New Delhi: The Planning Commission doesn’t want the Delhi Mumbai Industrial Corridor (DMIC) to hold its corpus in a trust, arguing the structure isn’t transparent enough for a public project.
India and Japan have promised to invest $4.5 billion each in the industrial corridor. The government’s money will be held in the trust and further invested in the special purpose vehicles (SPVs) of the states that are to build the trunk infrastructure for the project.
The Planning Commission raised its objections in a recent letter to the Department of Industrial Policy and Promotion (DIPP).
A government official aware of the development said the apex planning body is against having a trust form for DMIC.
“This structure is not transparent,” said the official, declining to be identified. “Trusts are more suited to charitable bodies, not government agencies as there are accountability issues involved.”
In a reference to India’s apex audit body pointing out flaws in government policies such as on spectrum and coal block allocations, the official added that public money should not be held in a trust, which has low regulatory oversight, unless there was a debate and a clear policy decision that cannot be questioned by the government watchdogs.
DIPP, however, is standing firm, saying the trust structure for DMIC was approved by the Cabinet and only a Cabinet decision can change it. “We are replying to their (Planning Commission’s) observations. They are a member to the trust, so we have to convince them,” said a DIPP official, who also did not want to be identified.
The trust is headed by the secretary of the department of economic affairs in the ministry of finance.
The official said the concern may have arisen due to the fact that a trust would mean making the trustees responsible for the corpus. “But there are enough trusts floating around; National Skills Development Council is a trust,” this official said.
He added that as funds from the trust would go to state-controlled SPVs, the money would not be much out of the purview of the government.
Ajay Dua, former secretary of DIPP, said that as Delhi Mumbai Industrial Corridor Development Corp.

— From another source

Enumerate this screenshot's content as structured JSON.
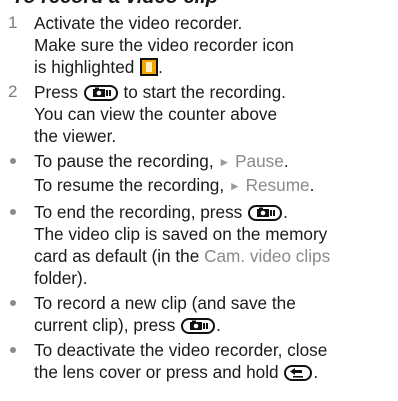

Ltd (DMICDC) is a private company—the government’s shareholding in it is 49%—the government couldn’t have invested in it directly. The Japanese government, too, had concerns about investing in a private entity, he said.
“The idea of a trust was to basically get over the structure of a private body. However, trusts are not governed by the same set of principals as other government bodies are,” Dua said, adding the government should perhaps acquire a majority holding in DMICDC to tide over the situation.
DMIC, announced in 2006, is billed the largest infrastructure project in the world with an estimated $90-100 billion required only to set up the infrastructure over 30 years.
Manish Agarwal, executive director-infrastructure at audit and consultancy firm PricewaterhouseCoopers Pvt. Ltd, said the merits of having a trust can be decided by looking at the governance structure around it.
“One has to look at it in entirety as the corpus of the fund is too large,” he said. Agarwal added that if regular government procedure is followed then for every new project that DMIC commissions, it would have to go through various inter-ministerial approval processes, which may delay the project.
In August, the Cabinet approved giving a 26% equity stake in DMICDC to Japan to ensure the nation’s commitment to the project.
India also wants Japanese state-owned agencies—Japan Bank for International Cooperation (JBIC) and Japan International Cooperation Agency (JICA)—to look at the basic infrastructure requirements of the project in the initial stages of its implementation.
JBIC will lend $3 billion and JICA will provide an additional $1.5 billion through official development assistance to DMIC over five years.
DMIC proposes to develop self-sustainable, so-called smart cities on either side of the 1,483km western dedicated rail freight corridor between Dadri in Uttar Pradesh and Jawaharlal Nehru Port Trust in Navi Mumbai.
The corridor will run across six states—Uttar Pradesh, Haryana, Madhya Pradesh, Rajasthan, Gujarat and Maharashtra—and a majority of the projects in the corridor are envisaged to be implemented through public-private partnerships.
The Cabinet, in a meeting last September, approved allocation of Rs.17,500 crore over five years to provide assistance through debt or equity to the SPVs and for the development of trunk infrastructure in the industrial cities along the corridor. The cabinet also approved financial assistance of Rs.1,000 crore over five years for further project development.